Born and raised in Germany, Czinkota studied in Austria, Scotland, Spain, and the United States. In 1974, Czinkota graduated from the University of Erlangen-Nuremberg with Vordiplom Business Administration and Law as his major. Upon graduating from the University of Erlangen-Nuremberg, he was awarded a two-year Fulbright Scholarship. Czinkota holds an M.B.A. in International Business and a Ph. D in International marketing and Logistics from The Ohio State University.

===Academic career===
Since 1980, Czinkota has been a faculty of marketing and international business in McDonough School of Business which is one of four undergraduate schools and one of five graduate schools at Georgetown University. Czinkota has written several International Business textbooks such as International Business (8th Edition), International Marketing (10th Edition), The Global Marketing Imperative, and Mastering Global Markets. His books have been translated into Spanish and Japanese. Since 2007, he has also been a professor (chair) at Birmingham Business School, University of Birmingham.

Since 2009, Czinkota has kept a blog on international business. The content ranges from international jeopardy questions to more than 50 video communications in international business. The blog has been named as one of the 50 best blogs by business professors. Czinkota has also been cited as a top marketing professor on Twitter by social media magazine.

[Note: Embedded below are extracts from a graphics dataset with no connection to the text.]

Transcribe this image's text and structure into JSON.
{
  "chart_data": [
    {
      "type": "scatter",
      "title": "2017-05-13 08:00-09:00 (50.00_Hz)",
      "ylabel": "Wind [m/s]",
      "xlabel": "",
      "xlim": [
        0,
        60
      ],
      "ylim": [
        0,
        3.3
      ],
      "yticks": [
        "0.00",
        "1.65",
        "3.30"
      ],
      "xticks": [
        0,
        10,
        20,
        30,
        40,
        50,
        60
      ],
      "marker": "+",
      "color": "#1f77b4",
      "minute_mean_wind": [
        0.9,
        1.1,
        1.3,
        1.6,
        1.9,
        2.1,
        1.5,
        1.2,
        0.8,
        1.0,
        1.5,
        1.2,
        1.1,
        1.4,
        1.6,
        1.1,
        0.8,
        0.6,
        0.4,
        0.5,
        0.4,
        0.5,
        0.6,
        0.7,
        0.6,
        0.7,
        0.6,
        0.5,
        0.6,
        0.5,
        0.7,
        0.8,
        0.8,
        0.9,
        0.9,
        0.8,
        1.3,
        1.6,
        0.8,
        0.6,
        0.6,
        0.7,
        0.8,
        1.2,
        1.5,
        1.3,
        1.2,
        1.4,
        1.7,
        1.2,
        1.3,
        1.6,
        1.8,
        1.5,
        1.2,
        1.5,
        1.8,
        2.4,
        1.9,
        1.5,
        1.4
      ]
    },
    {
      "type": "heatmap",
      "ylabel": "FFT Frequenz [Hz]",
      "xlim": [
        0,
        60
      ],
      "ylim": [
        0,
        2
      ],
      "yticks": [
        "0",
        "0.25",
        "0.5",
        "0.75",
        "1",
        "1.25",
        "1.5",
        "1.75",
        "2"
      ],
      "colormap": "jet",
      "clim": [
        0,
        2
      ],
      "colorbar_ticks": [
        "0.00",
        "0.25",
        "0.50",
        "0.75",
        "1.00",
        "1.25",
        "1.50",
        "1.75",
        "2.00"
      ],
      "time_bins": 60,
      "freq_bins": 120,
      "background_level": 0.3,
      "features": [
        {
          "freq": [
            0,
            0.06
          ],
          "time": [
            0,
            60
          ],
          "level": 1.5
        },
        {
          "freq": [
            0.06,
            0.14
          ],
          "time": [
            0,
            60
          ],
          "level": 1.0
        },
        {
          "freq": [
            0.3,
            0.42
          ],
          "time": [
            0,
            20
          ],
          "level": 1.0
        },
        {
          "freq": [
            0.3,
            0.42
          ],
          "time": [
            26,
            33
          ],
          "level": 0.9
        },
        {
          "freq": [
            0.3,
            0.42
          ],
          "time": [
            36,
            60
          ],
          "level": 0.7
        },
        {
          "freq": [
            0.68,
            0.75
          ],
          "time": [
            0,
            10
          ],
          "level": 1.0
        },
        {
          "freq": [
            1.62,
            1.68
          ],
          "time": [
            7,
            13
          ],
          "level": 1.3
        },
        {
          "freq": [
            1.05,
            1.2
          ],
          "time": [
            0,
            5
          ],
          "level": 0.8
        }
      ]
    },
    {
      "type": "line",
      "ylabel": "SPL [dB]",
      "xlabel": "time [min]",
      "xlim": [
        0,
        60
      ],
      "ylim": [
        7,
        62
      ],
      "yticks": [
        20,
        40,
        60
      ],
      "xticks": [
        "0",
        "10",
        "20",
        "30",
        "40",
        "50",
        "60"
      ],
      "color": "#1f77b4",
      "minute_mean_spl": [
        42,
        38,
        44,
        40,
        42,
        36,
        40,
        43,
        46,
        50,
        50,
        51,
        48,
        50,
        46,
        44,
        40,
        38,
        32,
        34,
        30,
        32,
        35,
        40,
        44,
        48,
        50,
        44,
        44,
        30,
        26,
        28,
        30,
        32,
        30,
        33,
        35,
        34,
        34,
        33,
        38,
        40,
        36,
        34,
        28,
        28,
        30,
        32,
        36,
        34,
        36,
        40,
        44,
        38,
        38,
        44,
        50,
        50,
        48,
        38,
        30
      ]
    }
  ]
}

In 2011, he received two significant honors in Peru. He received a Doctor Honoris Causa degree (his third) for his work in International Business and Marketing. Second, it was announced by the Universidad Ricardo Palma that its new School of Global Marketing and Business is named after Czinkota. He also received the Business Book Award from the American Library Association for "The Global Marketing Imperative".

===Government Service===
While serving the United States Department of Commerce, Czinkota supervised the Office of Trade and Investment Analysis, the Office of Industry Assessment, the Office of Trade Finance, the Office of Program and Resource Management, and the Office of Industrial Trade. He was also the head of the U.S. Delegation to the Organisation for Economic Co-operation and Development, a representative to the Committee on Foreign Investment in the United States, and was a member of the coordinating committee for Export Controls. He was responsible for Trade Forecasting, Export Control of Services, third-country Export Control Initiative, policy positions on International Financial and Monetary Affairs, as well as secretarial testimony on trade issues. His government publications include: "The Stat-USA Companion to International Marketing", "International Marketing and Accessibility", and "Agricultural Marketing: Export Opportunities for Wood Products in Japan Call for Customer Focus". Czinkota has testified 12 times before the US Congress.

== Selected publications ==
- Czinkota, Michael R. Export development strategies: US promotion policy. Praeger, 1982.
- Czinkota, Michael R., et al. International business. Vol. 4. Dryden Press, 2009.
- Czinkota, Michael, and Ilkka Ronkainen. International marketing. Cengage Learning, 2012.

Articles, a selection:
- Czinkota, Michael R., and Wesley J. Johnston. "Segmenting US firms for export development." Journal of Business Research 9.4 (1981): 353-365.
- Kotabe, Masaaki, and Michael R. Czinkota. "State government promotion of manufacturing exports: a gap analysis." Journal of international business studies (1992): 637-658.
- Czinkota, Michael R., Dickson, Peter. "Securing America's International Business Future". Marketing News - American Marketing Association (March 2016).